Re: commit: abi: UTF8String class

From: Tomas Frydrych (tomas@frydrych.uklinux.net)
Date: Sun Apr 21 2002 - 12:44:43 EDT

  • Next message: Tomas Frydrych: "Re: commit: abi: UTF8String class"

    > Andrew Dunbar wrote:
    > People seem to think that because UTF-8 encodes
    > characters as variable length runs of bytes that this
    > is somehow computationally expensive to handle. Not
    > so. You can use existing 8-bit string functions on
    > it.
    Not really; you can use functions like strcpy to copy utf-8 strings,
    but you cannot use functions like strlen to find out how many
    characters there are in the string. At the point you start dealing
    with characters rather than bytes, you need extra processing and
    new utf-8 specific functions -- apart from copying the string the
    standard C library is of little use. The extra processing may not be
    huge for a single operation, but it is there. There is nothing much
    you are getting in return for it; you will save some memory for some
    users, but because the memory requirenments are non-linear
    across the Unicode space, you also end up penalizing other users.

    > It is backwards compatible with ASCII.
    What is the value of that for a Unicode-based wordprocessor?

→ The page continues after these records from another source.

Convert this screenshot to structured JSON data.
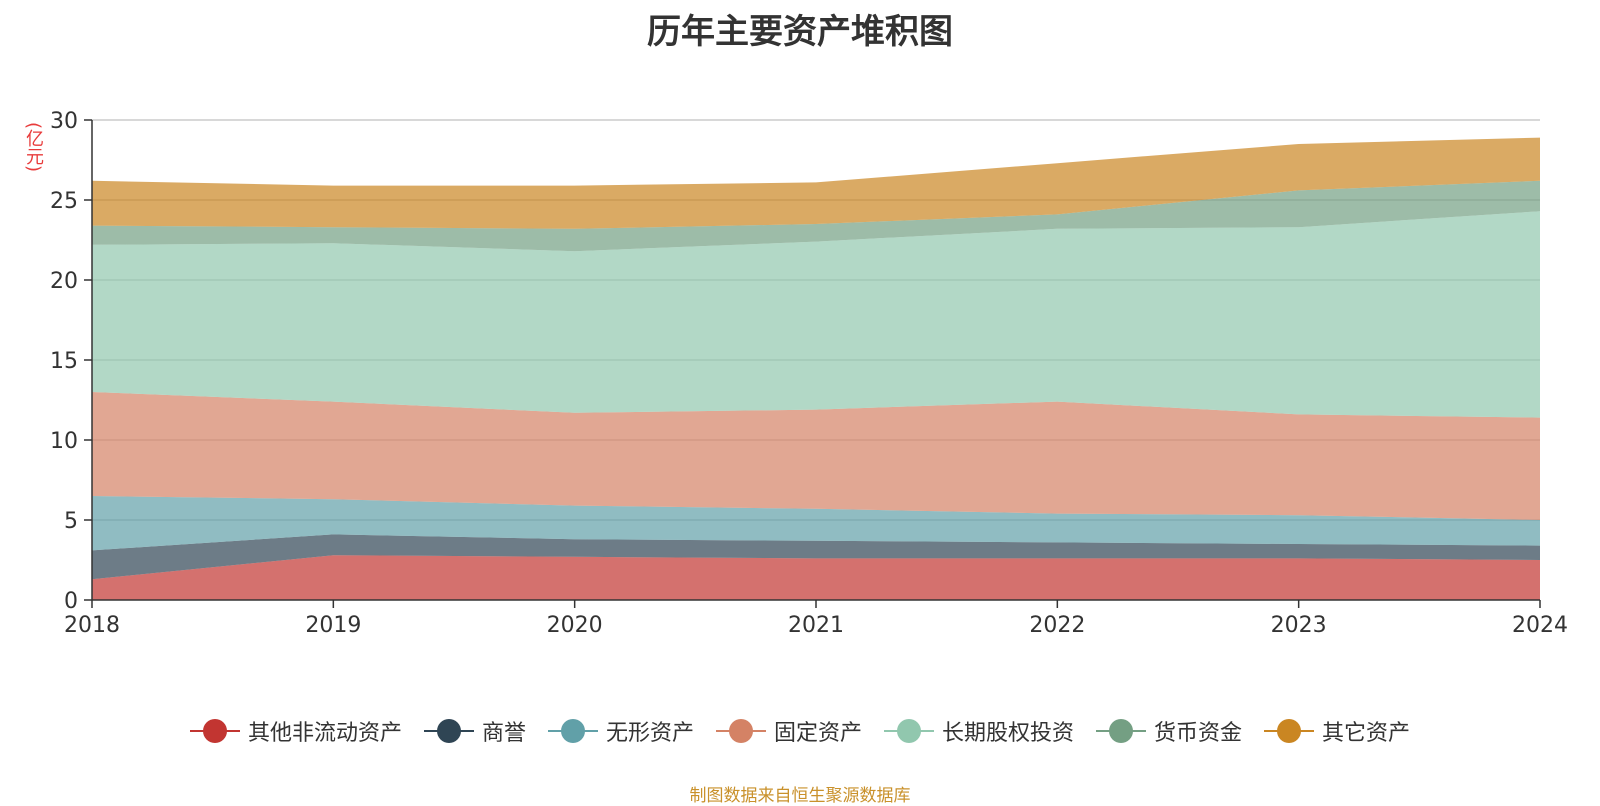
{
  "chart_data": {
    "type": "area",
    "stacked": true,
    "title": "历年主要资产堆积图",
    "ylabel": "(亿元)",
    "x": [
      "2018",
      "2019",
      "2020",
      "2021",
      "2022",
      "2023",
      "2024"
    ],
    "ylim": [
      0,
      30
    ],
    "yticks": [
      0,
      5,
      10,
      15,
      20,
      25,
      30
    ],
    "grid": true,
    "legend_position": "bottom",
    "series": [
      {
        "name": "其他非流动资产",
        "color": "#c23531",
        "values": [
          1.3,
          2.8,
          2.7,
          2.6,
          2.6,
          2.6,
          2.5
        ]
      },
      {
        "name": "商誉",
        "color": "#2f4554",
        "values": [
          1.8,
          1.3,
          1.1,
          1.1,
          1.0,
          0.9,
          0.9
        ]
      },
      {
        "name": "无形资产",
        "color": "#61a0a8",
        "values": [
          3.4,
          2.2,
          2.1,
          2.0,
          1.8,
          1.8,
          1.6
        ]
      },
      {
        "name": "固定资产",
        "color": "#d48265",
        "values": [
          6.5,
          6.1,
          5.8,
          6.2,
          7.0,
          6.3,
          6.4
        ]
      },
      {
        "name": "长期股权投资",
        "color": "#91c7ae",
        "values": [
          9.2,
          9.9,
          10.1,
          10.5,
          10.8,
          11.7,
          12.9
        ]
      },
      {
        "name": "货币资金",
        "color": "#749f83",
        "values": [
          1.2,
          1.0,
          1.4,
          1.1,
          0.9,
          2.3,
          1.9
        ]
      },
      {
        "name": "其它资产",
        "color": "#ca8622",
        "values": [
          2.8,
          2.6,
          2.7,
          2.6,
          3.2,
          2.9,
          2.7
        ]
      }
    ]
  },
  "source_note": "制图数据来自恒生聚源数据库"
}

    > You can scan forwards and backwards effortlessly. You can always
    > tell which character in a sequence a given byte belongs to.
    You have to _examine_ the byte to be able to do that, that costs
    time.

    > People think random access to these strings using
    > array operator will cost the earth. Guess what - very
    > little code access strings as arrays - especially in
    > a Word Processor. Of the code which does, very little
    > of that needs to. Even when you do perform lots of
    > array operations on a UTF-8 string, people have done
    > extensive tests showing that the cost is extremely
    > negligable
    Anybody actually designed a wordprocessor that uses utf-8
    internally? It is one thing to use utf-8 with a widget library, and
    another thing to use it in a wordprocessor where your strings are
    dynamic, ever changing, and where you need to itterate through
    them all the time. I want the piecetable and layout-engine
    operations to be optimised for speed, and so would like to use an
    encoding that requires the least amount of processing; utf-8 is not
    that encoding.

    > People think that UCS-2, UTF-16, or UTF-32 mean we can
    > have perfect random access to strings because a
    > characters is always represented as a single word or
    > longword ... Unicode requires "combining
    > characters". This means that "á" may be represented
    > as "a" followed by a non-spacing "´" acute accent.
    I think you are confusing two different issues here. In utf-32 you
    may need several codepoints to represent what a user might deem
    to be a "character" but the codepoints per se are of fixed width. In
    utf-8, on the other hand, the codepoints themselves are
    represented by byte sequences of variable width. The issue to me
    seems to be, how the combining characters are input. If the user
    inputs them as a series of separate keystrokes, then we can treat
    them as separate "characters" for purposes of navigation and
    deletion. This requires no real changes to AW, the bidi build
    already handles overstriking characters. If, on the other hand, the
    user presses a single key and it generates a sequence of Unicode
    codepoints, then this will, obviously, need some changes. And I
    agree that we need to discuss how to deal with it, but that is quite
    something different than the problems caused by variable width of
    the actual codepoints introduced by utf-8.